Perhaps the only saving grace that I had spending a couple of hours searching this record for anything good at all is that I didn't actually have to pay for it, and I'm compelled to give the CD back at some point. Also, now that I've had to listen through this nightmare, I'm sure to get something decent to review... right?
- Cianan Delahunty (0 comments)

Cianan's score: 0.6 (published on November 7, 2003)
I don't get this. I agree to join the Halo-17 team and become a music reviewer, and the very first review that gets handed to me by the boss is nothing other than Limp Bizkit's recent effort "Results May Vary". Perhaps this is some sort of bizarre initiation ritual that they have here, trying to test my mettle before they send me anything decent to listen to. Perhaps they?re just a sadistic lot, and want to watch me squirm by handing me something that none of them actually wanted to listen to themselves. Whatever their sinister motives are, I was handed a copy of this album, and they wanted it reviewed and rated within a week. Hard bunch, they are.

Fortunately, it's very easy to write a few hundred words on this record, because it does produce rather a lot of visceral emotion. The previous sentence, however, will be the last time I use any variation of the word 'fortunate' in reference to "Results May Vary", although I might use such terms as 'woeful', 'anaemic', and 'Oh god, why did I agree to listen to this? Put me out of my misery, please!' in reference to it.

Like the album title suggests, the results of listening to this record may indeed vary, perhaps you might roll your eyes at Durst's sloppy lyrics and boneheaded vocals. You might feel revulsion at the painfully predictable strong structures and stock-standard angst. You may start nervously laughing at the impotent rage of Fred Durst as he launches a clumsy verbal barrage at anything and everything. You may feel an intense desire to purchase a firearm and go shooting down at your local school as Durst launches the band headfirst into an absolutely woeful cover of The Who's Behind Blue Eyes, that sounds as flat as Calista Flockhart's chest.
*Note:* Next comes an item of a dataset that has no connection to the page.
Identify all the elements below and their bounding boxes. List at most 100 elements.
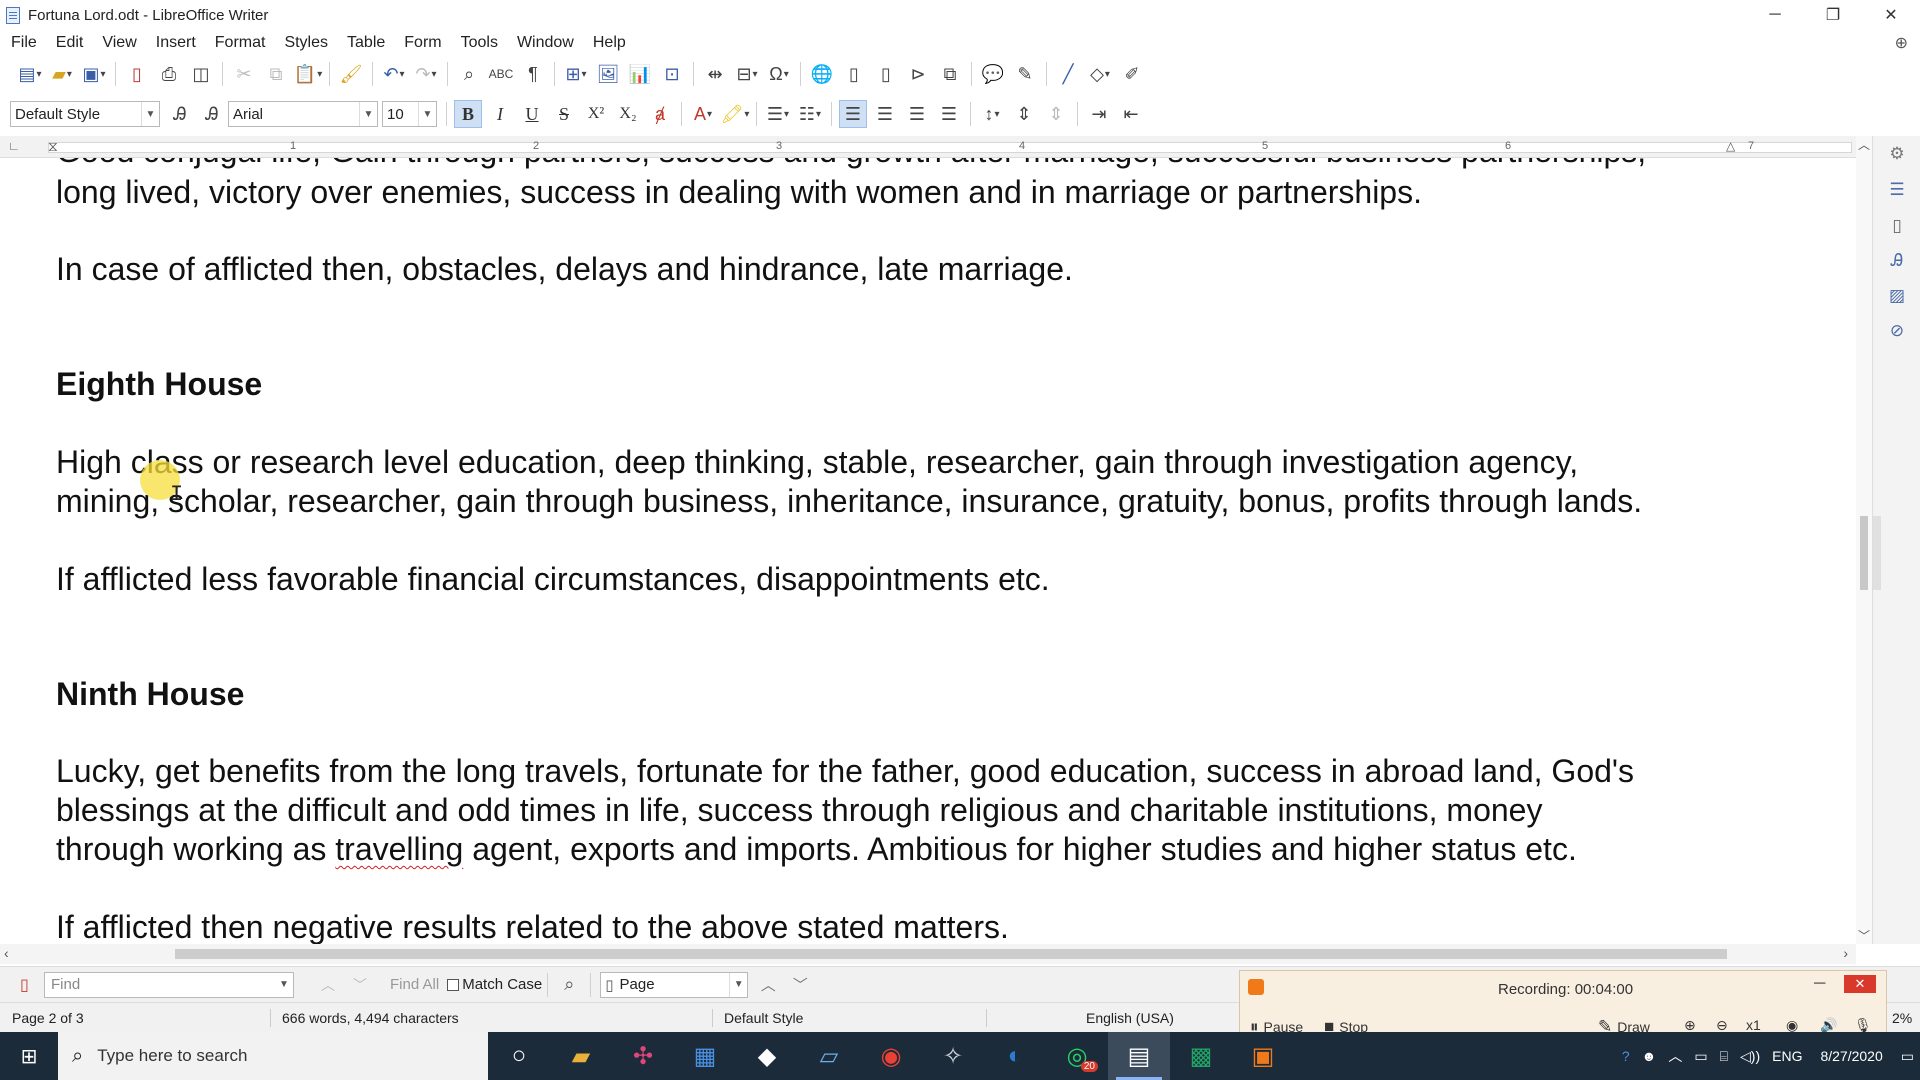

Previous Bizkit albums did have the advantage of having the talented Wes Borland providing the guitar noise, while his stuff wasn't to my taste, at least he gave the music something interesting to listen to, something that made it worthwhile. However, with Borland presumably finally waking up to the fact that being associated with Fred Durst, quite possibly the worst frontman in rock for the past twenty years was damaging his credibility, he bailed. His replacement, Mike Smith, formerly of Snot, performs the actual guitar-playing adequately, but the loss of Borland seems to have hurt the band in another way. With Borland gone, Durst seems to be free to explore new musical ideas, but he utterly fails to come up with anything other than a horribly slapped-together mess. Gimme The Mic is almost a direct rip of Pass The Mic by The Beastie Boys, with a whole lot more profanity and none of the style. A couple of embarrassing emo-metal ballads bring to mind bands like Staind, only without any real saving graces, and as for the "Fight Club" references in the cover art... well... I don't even want to think about that again.

Perhaps the only saving grace that I had spending a couple of hours searching this record for anything good at all is that I didn't actually have to pay for it, and I'm compelled to give the CD back at some point. Also, now that I've had to listen through this nightmare, I'm sure to get something decent to review... right?